I bought my second Jaeger mixer in November of 1989, which had been in the big flood of 1985 in the northern part of West Virginia. I used the best of both mixers to restore the mixer in picture number one. Number two mixer did not have an engine on it when I bought it. I used the leftovers to build the trailer mixer in picture number three.
In September 1996, I purchased mixer number three. I found it in Ohio. The mixer has a few rust holes, but is restorable. The engine is also a Jaeger 3 HP assembled in 1926. The engine seems to be in very good condition except for a small crack in the water jacket on the head. (A job for J. B. Weld.)
I greased the fittings, oiled the piston and linkage. It had so much compression I could not turn it over the compression stroke without holding in the intake valve.
The mixer was out in the pasture field on the edge of a creek bank about three hundred yards from the barn where I parked my trailer. All four wheels were rusted tight to the axles. The front axle was fabricated from 3″ channel iron and was about rusted out. We dug the wheels out of the dirt where it had settled over the years.
When we tried to move it, the front axle started bending. We hooked a chain around the main frame of the mixer and around the drawbar of the tractor.

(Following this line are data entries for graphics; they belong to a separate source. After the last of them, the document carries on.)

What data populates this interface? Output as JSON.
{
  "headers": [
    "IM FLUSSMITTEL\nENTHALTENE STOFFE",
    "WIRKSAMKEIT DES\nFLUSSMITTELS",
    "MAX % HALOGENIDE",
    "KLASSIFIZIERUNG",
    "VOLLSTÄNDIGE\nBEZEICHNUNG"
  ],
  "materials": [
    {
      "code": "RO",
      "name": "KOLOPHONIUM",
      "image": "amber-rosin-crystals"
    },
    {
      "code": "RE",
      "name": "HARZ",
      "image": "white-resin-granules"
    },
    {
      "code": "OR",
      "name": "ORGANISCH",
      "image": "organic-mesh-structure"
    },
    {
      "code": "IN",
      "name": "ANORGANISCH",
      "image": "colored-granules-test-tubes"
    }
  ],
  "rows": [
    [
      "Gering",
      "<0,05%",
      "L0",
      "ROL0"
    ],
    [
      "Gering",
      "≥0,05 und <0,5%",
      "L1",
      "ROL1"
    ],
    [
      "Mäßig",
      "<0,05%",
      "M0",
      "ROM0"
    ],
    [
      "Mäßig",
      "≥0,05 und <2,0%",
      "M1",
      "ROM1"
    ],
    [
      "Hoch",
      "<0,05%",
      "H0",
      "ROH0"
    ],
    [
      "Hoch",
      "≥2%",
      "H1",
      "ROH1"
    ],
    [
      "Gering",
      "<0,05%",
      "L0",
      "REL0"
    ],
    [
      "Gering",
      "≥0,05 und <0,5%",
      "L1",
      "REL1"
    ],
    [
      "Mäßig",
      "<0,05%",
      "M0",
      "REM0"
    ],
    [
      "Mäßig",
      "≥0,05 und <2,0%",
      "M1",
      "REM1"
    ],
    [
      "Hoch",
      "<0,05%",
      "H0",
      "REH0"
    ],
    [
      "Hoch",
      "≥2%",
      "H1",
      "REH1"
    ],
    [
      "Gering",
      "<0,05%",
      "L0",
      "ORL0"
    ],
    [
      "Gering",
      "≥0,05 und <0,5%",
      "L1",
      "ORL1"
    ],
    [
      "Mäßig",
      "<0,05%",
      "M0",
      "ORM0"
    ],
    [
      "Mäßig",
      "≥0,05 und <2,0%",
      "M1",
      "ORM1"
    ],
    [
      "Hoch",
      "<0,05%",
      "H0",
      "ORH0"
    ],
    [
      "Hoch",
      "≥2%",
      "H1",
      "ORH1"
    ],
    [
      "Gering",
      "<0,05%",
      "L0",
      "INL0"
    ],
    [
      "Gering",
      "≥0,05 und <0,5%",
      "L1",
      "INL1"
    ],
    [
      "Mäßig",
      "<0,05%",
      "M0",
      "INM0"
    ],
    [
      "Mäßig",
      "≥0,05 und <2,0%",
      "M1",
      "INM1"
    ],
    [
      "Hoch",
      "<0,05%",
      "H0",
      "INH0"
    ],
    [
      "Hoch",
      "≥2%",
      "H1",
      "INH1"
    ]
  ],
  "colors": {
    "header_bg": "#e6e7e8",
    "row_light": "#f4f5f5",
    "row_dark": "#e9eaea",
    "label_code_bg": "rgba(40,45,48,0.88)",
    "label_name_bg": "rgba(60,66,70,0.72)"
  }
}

All four wheels slid on the ground all the way to the trailer.
I am going to restore the engine and trade the mixer to a fellow club member who has a need for a mixer. He also has a 3 HP Jaeger engine to put on it.
Behind the mixer was another big piece of old iron. It was a very big Paige spray rig. The spray rig had a four cylinder engine hooked to a 3 cylinder high pressure pump. It was complete, but the tank was rusted out. It had a very nice set of wheels on front and rear. It is also for sale.
Picture number four shows mixer as I found it. Picture number five shows a better view of the spray rig. It sure is nice to find engines that have been protected in an engine house for 60 or 70 years!